Predatory tax lien buyer spreading misery across U.S., but who's behind it?

Yesterday, the Washington Post published Michael Sallah and Debbie Cenziper's exhaustive account of their attempt to identify the owners of a firm that threatened to foreclose on hundreds of residents of the District of Columbia.


Aeon Financial has been the most aggressive buyer of tax liens in the District, purchasing over 1,000 of them and attempting to foreclose on over 700 homeowners. Its operating procedure is to cold-contact homeowners whose liens they have purchased and demand not only the back taxes, but additional legal fees that often amount to three times the tax debt.

The company is incorporated in Delaware, but claims to be headquartered in Chicago's Willis Tower. When The Post showed up at the Tower and inquired as to the location of Aeon's offices, Tower officials informed it that Aeon was not a tenant. Secondary addresses in the Chicago area were discovered to be United Parcel Services stores. Eventually, The Post tracked ownership of the company back to Mark Alan Schwartz, a lawyer who claimed only to be representing it.

Between 2005 and 2009, with Schwartz serving as its chief legal representative, Aeon bought over 1,300 tax liens of District residents, then took these residents to court demanding payment of the lien plus legal fees. In one day in 2009, Aeon filed over 260 cases.

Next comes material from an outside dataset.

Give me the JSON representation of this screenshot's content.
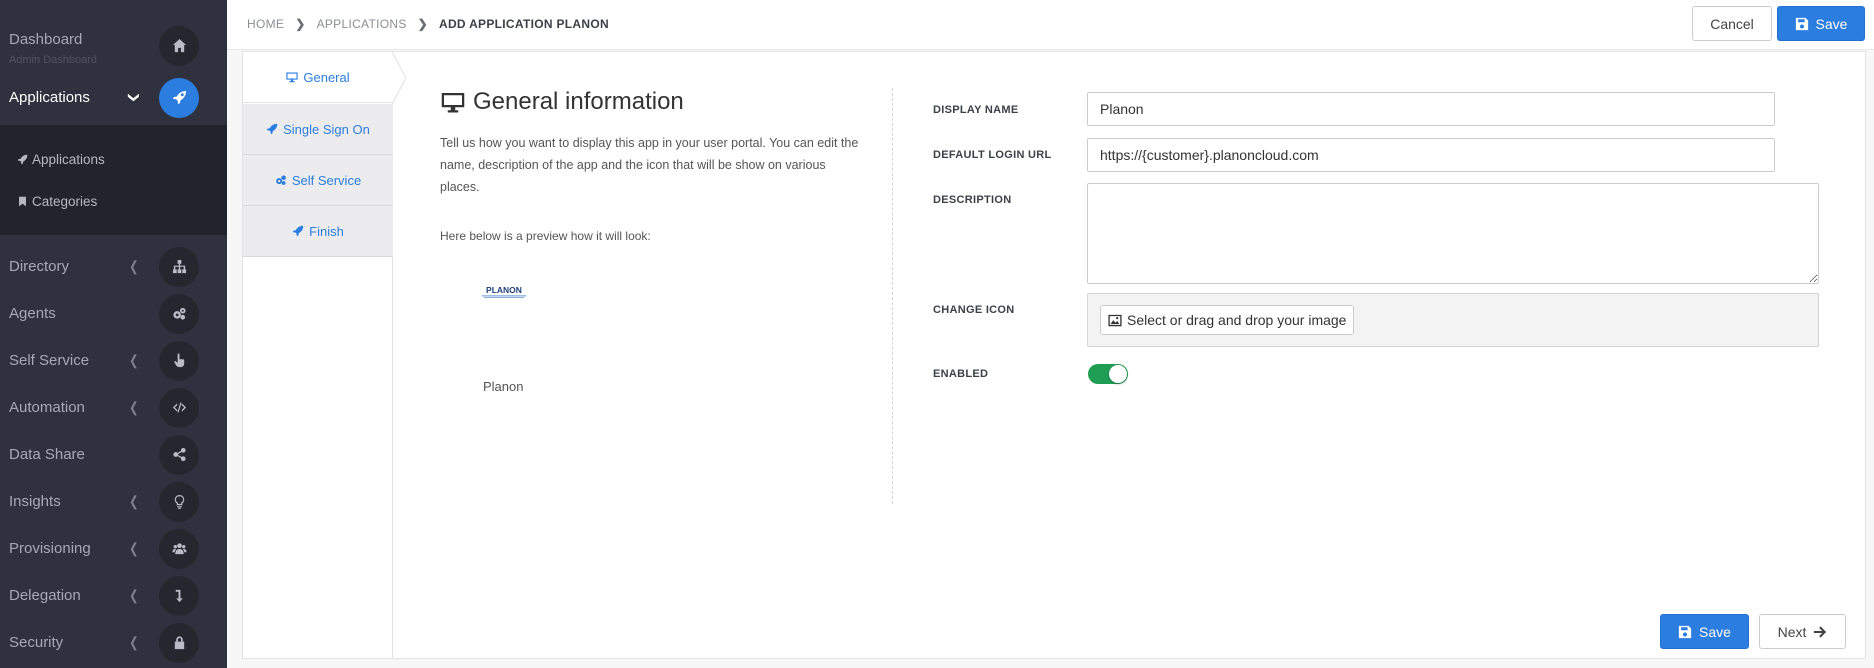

The Post documents the plight of John Kazemi, an elderly retired teacher who was unaware that he owed $500 in back taxes because the notices had been sent to the previous owner. When he received a summons from the court, he paid the $500, but acting in his capacity as Aeon's attorney, Schwartz also demanded $4,200 for Aeon's legal fees and costs.

In 2010, the District attempted to determine whether there was "cross-ownership" between Aeon and Schwartz's law firm, but Aeon not only refused, it asked the court for a protective order. The District said it would cease its investigation if Aeon swore, on the record, that Schwartz's firm have no ownership interest in it. Aeon refused.

But The Post's Michael Sallah and Debbie Cenziper found what they believe is a trail that connects the two, beginning with the incorporation of Aeon Properties in Maryland in 2004, which was managed by Schwartz's younger sister, Stacey Lynn. Another company, Axis Investment Holdings Trust, lists the same address in Chicago's Willis Tower as its corporate headquarters, and owns parts of both Aeon Financial and Axis Capital.

The chief executive officer of Axis Capital, The Post reporters found, is Schwartz. A subsidiary of that company, Records Direct, has an office suite registered to the same Willis Tower address as Axis Investment Holdings Trust and Aeon Financial.

Both The Post and District officials believe more evidence of Schwartz's ownership and management of Aeon Financial will become a matter of public record through divorce proceedings between him and his estranged wife currently underway in Chicago.